Some Nigerian Leaders Take ‘Ogogoro’ Before Speaking On Public Matters – Ex-Governor
Former governor of Adamawa state, Vice Admiral Murtala Nyako (retd), has alleged that some political leaders seem to be drunk with local rum, better known as ‘ogogoro’, before speaking on public matters.
According to him, the quality of remarks made on some important national issues does not reflect reasonable sense.
Nyako also described the controversial tenure elongation for the party’s national chairman, John Odigie-Oyegun and other states executives, as death sentence for the party if urgent action is not taken to address the illegalities and impunities going on in the party.
He spoke in Yola, yesterday, while addressing hundreds of APC supporters at his residence.
The former governor said APC has lost moral grounds to speak on due process, rule of law, enforcement of democratic norms and culture.
He contended that the only way out of the controversies surrounding the tenure elongation is for a convention to be organised.

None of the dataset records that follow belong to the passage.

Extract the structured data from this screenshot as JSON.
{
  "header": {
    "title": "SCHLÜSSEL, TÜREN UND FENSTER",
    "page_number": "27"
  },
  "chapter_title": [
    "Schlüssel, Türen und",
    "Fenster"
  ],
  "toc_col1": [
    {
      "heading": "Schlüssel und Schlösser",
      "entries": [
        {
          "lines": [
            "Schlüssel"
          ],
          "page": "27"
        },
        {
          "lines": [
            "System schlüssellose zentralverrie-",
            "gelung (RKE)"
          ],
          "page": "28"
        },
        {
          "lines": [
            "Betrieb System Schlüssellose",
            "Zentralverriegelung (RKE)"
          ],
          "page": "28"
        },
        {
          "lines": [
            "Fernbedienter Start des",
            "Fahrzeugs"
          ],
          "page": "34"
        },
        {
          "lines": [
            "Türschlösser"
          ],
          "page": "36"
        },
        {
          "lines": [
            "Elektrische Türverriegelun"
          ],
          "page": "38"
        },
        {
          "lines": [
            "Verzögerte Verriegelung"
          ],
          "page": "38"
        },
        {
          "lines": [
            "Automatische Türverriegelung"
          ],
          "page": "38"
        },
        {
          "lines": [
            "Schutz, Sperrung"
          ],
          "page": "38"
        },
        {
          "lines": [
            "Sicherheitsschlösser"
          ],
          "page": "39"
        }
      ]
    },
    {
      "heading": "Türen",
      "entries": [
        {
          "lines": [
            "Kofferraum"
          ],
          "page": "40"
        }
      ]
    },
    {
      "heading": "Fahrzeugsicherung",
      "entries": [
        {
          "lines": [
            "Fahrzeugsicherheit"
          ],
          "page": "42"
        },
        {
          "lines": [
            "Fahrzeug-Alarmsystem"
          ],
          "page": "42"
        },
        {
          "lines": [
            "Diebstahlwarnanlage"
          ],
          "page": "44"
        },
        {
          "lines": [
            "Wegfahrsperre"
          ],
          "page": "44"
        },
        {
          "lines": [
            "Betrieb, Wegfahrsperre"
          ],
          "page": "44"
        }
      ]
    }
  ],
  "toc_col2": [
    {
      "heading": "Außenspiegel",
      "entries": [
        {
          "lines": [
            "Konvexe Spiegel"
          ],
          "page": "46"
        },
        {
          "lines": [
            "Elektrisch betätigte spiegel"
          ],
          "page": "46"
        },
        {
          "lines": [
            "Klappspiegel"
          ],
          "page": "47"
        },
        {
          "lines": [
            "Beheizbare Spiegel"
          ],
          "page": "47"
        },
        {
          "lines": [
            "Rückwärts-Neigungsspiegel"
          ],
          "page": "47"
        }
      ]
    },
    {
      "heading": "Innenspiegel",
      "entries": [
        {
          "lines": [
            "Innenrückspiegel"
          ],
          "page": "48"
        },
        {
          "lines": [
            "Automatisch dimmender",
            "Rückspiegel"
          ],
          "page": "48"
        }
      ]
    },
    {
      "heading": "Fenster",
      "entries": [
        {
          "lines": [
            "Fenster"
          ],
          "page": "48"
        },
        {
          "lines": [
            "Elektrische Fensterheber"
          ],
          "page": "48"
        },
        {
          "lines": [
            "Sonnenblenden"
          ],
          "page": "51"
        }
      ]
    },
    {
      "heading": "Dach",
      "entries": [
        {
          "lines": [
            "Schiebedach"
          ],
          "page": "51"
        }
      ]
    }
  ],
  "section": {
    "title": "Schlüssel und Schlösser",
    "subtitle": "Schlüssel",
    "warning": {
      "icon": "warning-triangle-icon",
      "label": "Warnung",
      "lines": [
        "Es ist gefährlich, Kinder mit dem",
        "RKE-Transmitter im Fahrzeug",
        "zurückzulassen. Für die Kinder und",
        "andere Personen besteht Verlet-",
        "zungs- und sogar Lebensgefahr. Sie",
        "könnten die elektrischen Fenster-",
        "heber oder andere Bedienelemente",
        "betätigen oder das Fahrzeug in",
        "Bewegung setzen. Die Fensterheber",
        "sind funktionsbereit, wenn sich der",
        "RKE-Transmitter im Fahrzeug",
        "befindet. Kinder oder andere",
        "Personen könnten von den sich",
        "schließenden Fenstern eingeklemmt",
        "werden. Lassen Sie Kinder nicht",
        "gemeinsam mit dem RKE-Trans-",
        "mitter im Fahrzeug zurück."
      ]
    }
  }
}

Nyako said anything outside this would not work.
According to him, the actions of those who feel the party is their private estate will not make APC move forward.
“Even if a mechanic takes APC to court today over the unconstitutional and undemocratic tenure extension of party officials, it is very clear that the court can lock the national secretariat of the party. If there is no convention in APC before the general elections, the party may become a spectator instead of a participant,” he warned.
While emphasising that only fairness, legality, justice and the rule of law can sustain the APC ahead of the 2019 general elections, Nyako urged his party to learn from what led to the defeat of the Peoples Democratic Party (PDP) during the 2015 general elections and retrace its steps before it is too late.
He regretted the actions of some Nigerian leaders, stressing that: “Some of our political leaders seem to take ‘Ogogoro’ before taking action or making public statements on important issues, because some of their statements do not reflect or contain any reasonable sense.”